Thirty years later, she’s been there long enough to have acquired a slight rural tang that sounds more Appalachian than Floridian, long enough that she’s comfortable talking to the Governor of Kentucky when he visits—which he just did, after the latest floods hit Appalachia earlier this month. Roll is always astounded by the billions of aid dollars that go to rebuilding densely-populated American coastal areas after hurricanes. Eastern Kentucky floods all the time, but they don’t get anywhere near as much relief. Maybe that’s because it happens there so often, and in so many ways, that it doesn’t look like an emergency. 

“We don’t have hurricanes,” she said a few years ago. “We have a long, churning, slow storm.” She’s not just talking about rain. Appalachia has been washing away for a long time now. If she had a tiny fraction of the money that poured into the northeast after Hurricane Sandy, she could shore it up. She’s doing it anyway, even without the money.

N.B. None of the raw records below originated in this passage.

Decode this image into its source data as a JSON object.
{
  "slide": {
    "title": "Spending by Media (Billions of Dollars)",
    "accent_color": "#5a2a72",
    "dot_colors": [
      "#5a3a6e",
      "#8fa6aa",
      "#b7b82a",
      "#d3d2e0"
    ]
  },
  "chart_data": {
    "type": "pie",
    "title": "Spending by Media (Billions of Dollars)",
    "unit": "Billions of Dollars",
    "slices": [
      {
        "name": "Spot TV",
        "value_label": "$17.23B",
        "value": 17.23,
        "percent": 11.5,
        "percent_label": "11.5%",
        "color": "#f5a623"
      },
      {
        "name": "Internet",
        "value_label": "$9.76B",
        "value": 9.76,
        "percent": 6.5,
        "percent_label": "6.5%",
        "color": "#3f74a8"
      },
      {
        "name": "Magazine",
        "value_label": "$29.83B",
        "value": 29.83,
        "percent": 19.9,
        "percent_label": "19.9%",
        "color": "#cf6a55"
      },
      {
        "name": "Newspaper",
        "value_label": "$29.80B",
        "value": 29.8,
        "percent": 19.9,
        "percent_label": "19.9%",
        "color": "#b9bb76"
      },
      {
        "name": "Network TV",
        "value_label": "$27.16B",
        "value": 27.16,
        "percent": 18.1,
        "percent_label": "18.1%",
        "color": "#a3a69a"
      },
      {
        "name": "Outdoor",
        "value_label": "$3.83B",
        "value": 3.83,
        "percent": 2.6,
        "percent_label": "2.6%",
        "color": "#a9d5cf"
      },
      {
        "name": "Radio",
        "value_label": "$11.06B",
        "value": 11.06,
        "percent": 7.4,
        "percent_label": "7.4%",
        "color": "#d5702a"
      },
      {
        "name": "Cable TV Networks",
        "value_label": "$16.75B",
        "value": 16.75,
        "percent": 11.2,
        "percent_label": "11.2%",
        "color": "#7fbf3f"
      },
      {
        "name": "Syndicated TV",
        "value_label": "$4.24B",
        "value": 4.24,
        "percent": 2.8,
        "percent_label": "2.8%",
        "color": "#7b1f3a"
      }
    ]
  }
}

Not that the Foundation for Appalachian Kentucky doesn’t need it. It’s one of the poorest regions in the country. Roll knows what people see—or think they see: a preconceived image of Appalachia, with a hillbilly elegy playing in the background.

“It’s easy to look at the devastation,” she says. “You can show everybody the strip mines. You can see empty downtowns and boarded up storefronts—and we can talk about those—but if you come here for any length of time, a day, two days a week, what will happen is you will feel different.”

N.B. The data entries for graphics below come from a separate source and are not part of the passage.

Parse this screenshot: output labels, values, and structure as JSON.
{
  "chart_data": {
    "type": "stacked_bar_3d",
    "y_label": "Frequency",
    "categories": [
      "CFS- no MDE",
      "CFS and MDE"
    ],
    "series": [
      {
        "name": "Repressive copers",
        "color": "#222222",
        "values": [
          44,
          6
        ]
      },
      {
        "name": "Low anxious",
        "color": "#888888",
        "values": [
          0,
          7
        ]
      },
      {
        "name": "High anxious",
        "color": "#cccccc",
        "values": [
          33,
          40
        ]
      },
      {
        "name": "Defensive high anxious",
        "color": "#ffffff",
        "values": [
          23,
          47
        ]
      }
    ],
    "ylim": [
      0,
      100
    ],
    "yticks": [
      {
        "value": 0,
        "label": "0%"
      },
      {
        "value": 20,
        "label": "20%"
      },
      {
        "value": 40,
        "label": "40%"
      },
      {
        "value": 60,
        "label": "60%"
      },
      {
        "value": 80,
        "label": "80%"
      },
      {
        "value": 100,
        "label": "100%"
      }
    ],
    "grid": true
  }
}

First you have to see different. Appalachia isn’t backwards, our perception is. Roll can attest to the real eastern Kentucky: “a beautiful place. Mountains, rivers, streams, forest, farms. We have all of those things that are the bedrock of what a community is. We have communities that are still intact, and generational. We have a rich culture in art and food that is unique, and that we can offer to the world.”

Mural in Hazard KY

That’s another backwards perception: that we have to bring beauty, community, and culture to Appalachia, when in fact it has all those gifts to give to us, as well as intangible gifts that are even more powerful.

“I went to Lexington this morning and I couldn’t wait to go back home,” Roll says. “I can’t imagine living in the environment that is a city, not surrounded by people who know me, people who love me, people who may not even know my name but know me because when we pass each other in the store, they’re here and I’m here, and we know we are here: that sense of welcome, that sense of ease and wellbeing. You feel that people here are a part of something bigger than just themselves.”

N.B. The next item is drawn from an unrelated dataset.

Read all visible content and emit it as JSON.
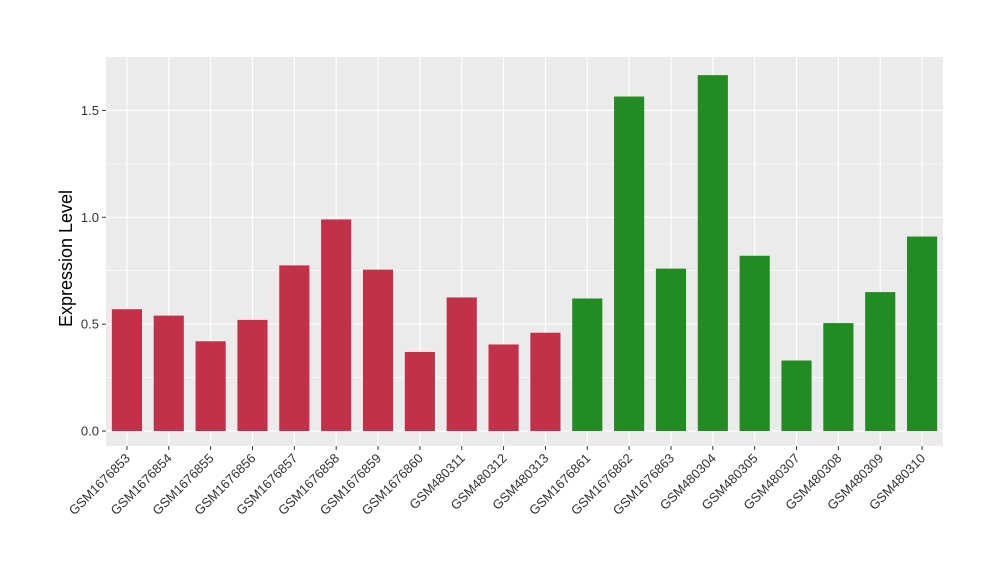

And they’re not going anywhere. Appalachia is playing a very long, very patient game. Does it need support? Of course it does. Roll knows that quite well, and she fights for it every day. The problem is that the support it does get is often the wrong kind. “Lots of money gets spent in Appalachia,” she says, “but it gets spent on transfer payments. It gets spent on other safety net programs. It gets spent on universities and colleges and research institutes that want to study us. It gets spent on other urban entities that want to serve us. Very little gets invested in the people in this place.”

That’s what she’s asking for: “Help us catch up, so we can participate effectively in our democracy and our civil discourse.” That’s another gift Appalachia can give us: its voice, which has long been neglected. If we get close enough to listen, we’ll hear a diversity that may surprise us. And we may discover that America doesn’t need to save Appalachia—but maybe Appalachia could help save America. We just have to go there, like Gerry Roll did thirty years ago.

“It is very personal for me, because I can tell you that this place literally saved my life. No matter what I do while I am here, there’s nothing I can do to pay that back. I can only pay it forward. And that’s what my job is here, to do that.”